FSCN1 has been demonstrated to act as an oncogene, and its expression level was significantly upregulated in various types of cancer, including ovarian carcinoma (22), gastric cancer (23) and colorectal cancer (24). Furthermore, upregulation of FSCN1 was proposed as a mechanism of epithelial to mesenchymal progression in cancer, conferring specific invasive properties on cancer cells (25). Previously, the association between miR-133a and FSCN1 has been reported in a number of other cancers, including bladder cancer (26), breast cancer (18) and esophageal squamous cell carcinoma (27). For example, it was reported that miR-133a repressed the mRNA and protein expression of FSCN1 in bladder cancer (26), as well as targeting the expression of FSCN1, and suppressing tumor cell invasion and migration in breast cancer (18). Additionally, it was demonstrated that miR-133a acts as a key tumor-suppressive miRNA to directly inhibit the expression of FSCN1 in esophageal squamous cell carcinoma (27). However, the specific roles of miR-133a and FSCN1, as well as their association in colorectal cancer, remain to be investigated. The present study determined that miR-133a regulates the protein expression levels of FSCN1 by directly targeting the 3′-UTR of FSCN1 mRNA in colorectal cancer SW480 cells. By performing gain of function assays, miR-133a overexpression was identified to significantly inhibit cell invasion in colorectal cancer SW480 cells, similar to the effect of FSCN1 downregulation. Furthermore, FSCN1 overexpression reversed the inhibitory effect of miR-133a upregulation on SW480 cell invasion, clarifying that FSCN1 acts as a downstream effecter of miR-133a in SW480 cells.
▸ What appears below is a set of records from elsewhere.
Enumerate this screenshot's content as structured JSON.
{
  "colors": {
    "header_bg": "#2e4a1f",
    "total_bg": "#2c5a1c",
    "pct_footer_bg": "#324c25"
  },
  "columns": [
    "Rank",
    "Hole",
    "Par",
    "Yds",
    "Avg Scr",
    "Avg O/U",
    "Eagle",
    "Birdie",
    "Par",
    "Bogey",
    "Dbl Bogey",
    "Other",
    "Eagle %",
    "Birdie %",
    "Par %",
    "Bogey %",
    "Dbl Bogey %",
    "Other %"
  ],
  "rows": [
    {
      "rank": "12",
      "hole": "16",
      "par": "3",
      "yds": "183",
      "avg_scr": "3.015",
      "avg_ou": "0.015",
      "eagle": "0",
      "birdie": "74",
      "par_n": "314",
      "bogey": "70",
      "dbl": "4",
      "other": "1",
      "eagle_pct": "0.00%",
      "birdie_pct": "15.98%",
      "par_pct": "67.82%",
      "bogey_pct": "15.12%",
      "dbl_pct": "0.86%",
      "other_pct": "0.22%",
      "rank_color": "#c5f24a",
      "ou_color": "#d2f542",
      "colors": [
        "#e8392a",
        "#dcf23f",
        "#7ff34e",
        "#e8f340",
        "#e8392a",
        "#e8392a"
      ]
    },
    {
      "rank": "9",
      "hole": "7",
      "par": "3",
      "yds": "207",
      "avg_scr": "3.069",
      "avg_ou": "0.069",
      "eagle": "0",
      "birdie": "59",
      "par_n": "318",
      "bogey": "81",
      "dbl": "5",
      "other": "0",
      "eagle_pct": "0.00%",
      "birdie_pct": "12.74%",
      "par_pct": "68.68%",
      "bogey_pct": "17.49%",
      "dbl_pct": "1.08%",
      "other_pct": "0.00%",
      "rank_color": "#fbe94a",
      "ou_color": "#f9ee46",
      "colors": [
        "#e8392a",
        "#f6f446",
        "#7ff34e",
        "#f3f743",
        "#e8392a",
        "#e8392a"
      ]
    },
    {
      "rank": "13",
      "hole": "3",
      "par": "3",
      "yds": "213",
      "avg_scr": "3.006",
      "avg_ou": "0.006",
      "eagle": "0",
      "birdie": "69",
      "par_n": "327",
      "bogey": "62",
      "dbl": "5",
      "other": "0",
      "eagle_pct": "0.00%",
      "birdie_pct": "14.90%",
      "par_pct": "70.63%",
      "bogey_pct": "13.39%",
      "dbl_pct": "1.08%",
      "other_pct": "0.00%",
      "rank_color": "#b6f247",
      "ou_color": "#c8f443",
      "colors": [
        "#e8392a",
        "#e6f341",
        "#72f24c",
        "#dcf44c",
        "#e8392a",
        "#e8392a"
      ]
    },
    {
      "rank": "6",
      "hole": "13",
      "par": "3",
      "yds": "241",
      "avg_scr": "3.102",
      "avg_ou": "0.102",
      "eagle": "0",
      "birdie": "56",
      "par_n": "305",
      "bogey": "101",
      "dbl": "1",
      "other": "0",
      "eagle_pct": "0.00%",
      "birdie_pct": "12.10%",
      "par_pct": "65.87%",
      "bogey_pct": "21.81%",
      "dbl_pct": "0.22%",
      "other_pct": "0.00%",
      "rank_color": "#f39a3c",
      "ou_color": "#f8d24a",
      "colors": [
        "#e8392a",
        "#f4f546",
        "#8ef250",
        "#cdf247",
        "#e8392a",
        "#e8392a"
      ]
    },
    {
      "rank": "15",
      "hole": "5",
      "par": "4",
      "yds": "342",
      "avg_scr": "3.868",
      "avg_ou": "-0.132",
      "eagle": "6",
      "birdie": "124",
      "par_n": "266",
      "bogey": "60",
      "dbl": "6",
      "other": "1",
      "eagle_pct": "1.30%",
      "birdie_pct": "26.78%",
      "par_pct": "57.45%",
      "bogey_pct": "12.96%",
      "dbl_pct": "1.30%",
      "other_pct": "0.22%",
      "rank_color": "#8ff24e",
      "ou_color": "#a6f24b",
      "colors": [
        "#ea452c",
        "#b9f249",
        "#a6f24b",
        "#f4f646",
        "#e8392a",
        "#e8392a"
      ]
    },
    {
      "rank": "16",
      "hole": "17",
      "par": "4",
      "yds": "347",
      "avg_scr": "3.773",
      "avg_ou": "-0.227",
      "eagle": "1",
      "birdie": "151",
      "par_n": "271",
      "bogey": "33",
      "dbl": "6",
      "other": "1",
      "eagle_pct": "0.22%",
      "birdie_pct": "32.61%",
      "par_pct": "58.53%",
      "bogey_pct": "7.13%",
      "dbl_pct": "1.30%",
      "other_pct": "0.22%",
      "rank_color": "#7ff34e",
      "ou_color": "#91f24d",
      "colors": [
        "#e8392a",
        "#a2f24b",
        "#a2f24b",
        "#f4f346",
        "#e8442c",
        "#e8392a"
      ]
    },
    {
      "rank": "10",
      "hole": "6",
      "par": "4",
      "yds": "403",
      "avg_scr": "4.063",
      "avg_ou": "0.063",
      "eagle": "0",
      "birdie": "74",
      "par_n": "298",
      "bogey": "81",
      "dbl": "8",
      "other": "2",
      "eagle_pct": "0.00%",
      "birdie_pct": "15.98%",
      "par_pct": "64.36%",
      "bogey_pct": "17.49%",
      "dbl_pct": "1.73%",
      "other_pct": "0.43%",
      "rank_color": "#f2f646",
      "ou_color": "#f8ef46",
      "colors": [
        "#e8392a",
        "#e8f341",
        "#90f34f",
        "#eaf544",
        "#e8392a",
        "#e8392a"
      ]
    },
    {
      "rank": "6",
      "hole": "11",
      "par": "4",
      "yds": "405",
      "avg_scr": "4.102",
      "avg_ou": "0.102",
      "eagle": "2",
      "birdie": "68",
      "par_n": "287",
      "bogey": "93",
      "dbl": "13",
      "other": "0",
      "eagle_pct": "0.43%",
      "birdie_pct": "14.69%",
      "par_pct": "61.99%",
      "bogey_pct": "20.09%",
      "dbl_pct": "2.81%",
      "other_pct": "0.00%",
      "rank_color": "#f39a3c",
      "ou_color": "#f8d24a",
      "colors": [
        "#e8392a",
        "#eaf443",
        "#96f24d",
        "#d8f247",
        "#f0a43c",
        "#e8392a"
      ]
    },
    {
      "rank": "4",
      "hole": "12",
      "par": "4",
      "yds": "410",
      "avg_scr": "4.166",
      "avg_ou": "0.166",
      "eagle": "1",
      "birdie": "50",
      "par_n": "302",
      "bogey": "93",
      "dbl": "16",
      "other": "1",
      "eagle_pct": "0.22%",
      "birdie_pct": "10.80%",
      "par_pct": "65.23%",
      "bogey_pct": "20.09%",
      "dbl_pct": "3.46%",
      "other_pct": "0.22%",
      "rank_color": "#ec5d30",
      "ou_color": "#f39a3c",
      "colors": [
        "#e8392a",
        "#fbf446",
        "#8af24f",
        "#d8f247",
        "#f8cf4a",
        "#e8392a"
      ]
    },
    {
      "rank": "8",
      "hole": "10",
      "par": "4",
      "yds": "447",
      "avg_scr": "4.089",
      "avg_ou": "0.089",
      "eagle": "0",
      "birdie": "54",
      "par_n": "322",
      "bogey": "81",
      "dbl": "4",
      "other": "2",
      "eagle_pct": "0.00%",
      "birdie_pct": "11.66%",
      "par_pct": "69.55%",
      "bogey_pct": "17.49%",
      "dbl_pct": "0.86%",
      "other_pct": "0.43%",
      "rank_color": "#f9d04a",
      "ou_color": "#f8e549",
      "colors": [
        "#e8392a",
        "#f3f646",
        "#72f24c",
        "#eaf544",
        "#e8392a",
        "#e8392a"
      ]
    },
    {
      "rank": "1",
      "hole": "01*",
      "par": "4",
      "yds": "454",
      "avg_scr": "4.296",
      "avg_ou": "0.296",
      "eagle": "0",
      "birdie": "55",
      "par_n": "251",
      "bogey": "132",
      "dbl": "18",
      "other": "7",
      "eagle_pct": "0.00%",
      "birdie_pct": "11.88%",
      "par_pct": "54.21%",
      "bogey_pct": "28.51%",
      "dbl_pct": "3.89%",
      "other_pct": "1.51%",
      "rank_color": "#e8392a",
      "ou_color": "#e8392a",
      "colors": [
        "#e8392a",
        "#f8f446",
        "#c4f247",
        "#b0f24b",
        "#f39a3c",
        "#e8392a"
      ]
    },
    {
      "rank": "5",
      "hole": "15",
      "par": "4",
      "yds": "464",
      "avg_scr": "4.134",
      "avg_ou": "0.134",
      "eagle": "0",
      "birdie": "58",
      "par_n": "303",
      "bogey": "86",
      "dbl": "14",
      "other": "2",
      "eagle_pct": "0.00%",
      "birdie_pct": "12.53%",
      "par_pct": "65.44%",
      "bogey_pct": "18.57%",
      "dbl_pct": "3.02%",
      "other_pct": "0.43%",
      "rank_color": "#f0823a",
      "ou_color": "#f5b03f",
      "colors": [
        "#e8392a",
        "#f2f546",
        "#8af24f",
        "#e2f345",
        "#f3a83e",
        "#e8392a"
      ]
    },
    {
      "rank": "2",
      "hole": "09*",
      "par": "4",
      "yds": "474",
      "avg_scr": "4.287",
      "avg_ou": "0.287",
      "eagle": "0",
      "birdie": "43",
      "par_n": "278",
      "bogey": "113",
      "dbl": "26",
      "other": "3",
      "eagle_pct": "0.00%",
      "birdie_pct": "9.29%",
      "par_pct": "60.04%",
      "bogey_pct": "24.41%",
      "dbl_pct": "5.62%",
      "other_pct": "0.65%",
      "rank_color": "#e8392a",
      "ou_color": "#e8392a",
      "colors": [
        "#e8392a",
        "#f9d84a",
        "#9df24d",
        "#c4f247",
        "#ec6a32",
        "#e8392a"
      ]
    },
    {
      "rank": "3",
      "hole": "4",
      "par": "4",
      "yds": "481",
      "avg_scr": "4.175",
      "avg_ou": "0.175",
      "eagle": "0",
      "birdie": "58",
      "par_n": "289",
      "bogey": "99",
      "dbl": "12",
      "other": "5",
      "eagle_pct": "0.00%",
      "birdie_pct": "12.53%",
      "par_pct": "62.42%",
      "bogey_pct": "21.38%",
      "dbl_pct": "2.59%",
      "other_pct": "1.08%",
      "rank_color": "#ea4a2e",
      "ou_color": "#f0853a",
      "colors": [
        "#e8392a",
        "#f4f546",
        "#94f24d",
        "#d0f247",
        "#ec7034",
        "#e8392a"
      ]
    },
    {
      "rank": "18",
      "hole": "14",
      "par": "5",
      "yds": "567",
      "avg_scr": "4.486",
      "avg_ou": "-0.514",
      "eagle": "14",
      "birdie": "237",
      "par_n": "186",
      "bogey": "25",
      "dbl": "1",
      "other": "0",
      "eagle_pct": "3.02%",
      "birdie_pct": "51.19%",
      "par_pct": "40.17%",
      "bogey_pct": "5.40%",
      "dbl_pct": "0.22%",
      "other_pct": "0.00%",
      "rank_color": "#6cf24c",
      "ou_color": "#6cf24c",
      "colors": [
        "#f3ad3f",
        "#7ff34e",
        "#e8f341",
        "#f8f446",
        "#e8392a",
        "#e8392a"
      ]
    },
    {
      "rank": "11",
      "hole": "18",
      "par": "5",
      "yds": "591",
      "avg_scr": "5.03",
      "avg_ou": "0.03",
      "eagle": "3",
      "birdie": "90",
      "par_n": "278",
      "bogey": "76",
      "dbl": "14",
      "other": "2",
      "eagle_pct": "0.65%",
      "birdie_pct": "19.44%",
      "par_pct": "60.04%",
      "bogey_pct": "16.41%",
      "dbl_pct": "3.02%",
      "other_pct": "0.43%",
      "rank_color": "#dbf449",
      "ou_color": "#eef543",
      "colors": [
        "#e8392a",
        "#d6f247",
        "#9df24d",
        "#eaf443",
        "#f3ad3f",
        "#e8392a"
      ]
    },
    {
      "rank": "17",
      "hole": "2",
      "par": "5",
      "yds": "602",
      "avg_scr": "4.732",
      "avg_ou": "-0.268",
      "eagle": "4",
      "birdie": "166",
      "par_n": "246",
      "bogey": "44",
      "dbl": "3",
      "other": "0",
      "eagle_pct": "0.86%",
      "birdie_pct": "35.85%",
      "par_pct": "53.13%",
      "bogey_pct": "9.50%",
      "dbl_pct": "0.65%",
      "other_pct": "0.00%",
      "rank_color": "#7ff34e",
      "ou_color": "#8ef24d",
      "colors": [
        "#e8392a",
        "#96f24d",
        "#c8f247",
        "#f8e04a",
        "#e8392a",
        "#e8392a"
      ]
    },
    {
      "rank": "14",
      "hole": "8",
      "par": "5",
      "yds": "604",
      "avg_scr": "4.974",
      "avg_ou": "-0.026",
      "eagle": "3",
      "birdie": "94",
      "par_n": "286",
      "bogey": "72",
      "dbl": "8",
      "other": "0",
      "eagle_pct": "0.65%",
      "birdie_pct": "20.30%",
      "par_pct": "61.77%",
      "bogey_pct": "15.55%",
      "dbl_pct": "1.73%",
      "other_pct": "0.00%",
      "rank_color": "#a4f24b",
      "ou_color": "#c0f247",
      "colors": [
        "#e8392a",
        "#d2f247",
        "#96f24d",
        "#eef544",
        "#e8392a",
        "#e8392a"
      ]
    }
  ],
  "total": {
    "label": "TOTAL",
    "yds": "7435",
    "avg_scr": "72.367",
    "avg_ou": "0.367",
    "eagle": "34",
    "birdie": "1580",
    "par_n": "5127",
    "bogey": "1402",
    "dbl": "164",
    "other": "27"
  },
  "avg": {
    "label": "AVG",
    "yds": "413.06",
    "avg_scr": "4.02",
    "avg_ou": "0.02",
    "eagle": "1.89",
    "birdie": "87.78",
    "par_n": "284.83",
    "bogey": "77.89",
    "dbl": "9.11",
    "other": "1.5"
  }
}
In conclusion, miR-133a was identified to exhibit an at least partial inhibitory effect on colorectal cancer cell invasion via the suppression of FSCN1 protein expression, which was identified as a direct target of miR-133a. Thus, the present study proposes that FSCN1 may serve as a promising therapeutic target for colorectal cancer metastasis. Future research should focus on in vivo studies to further understand the role of the miR-133a/FSCN1 axis in colorectal cancer growth and metastasis.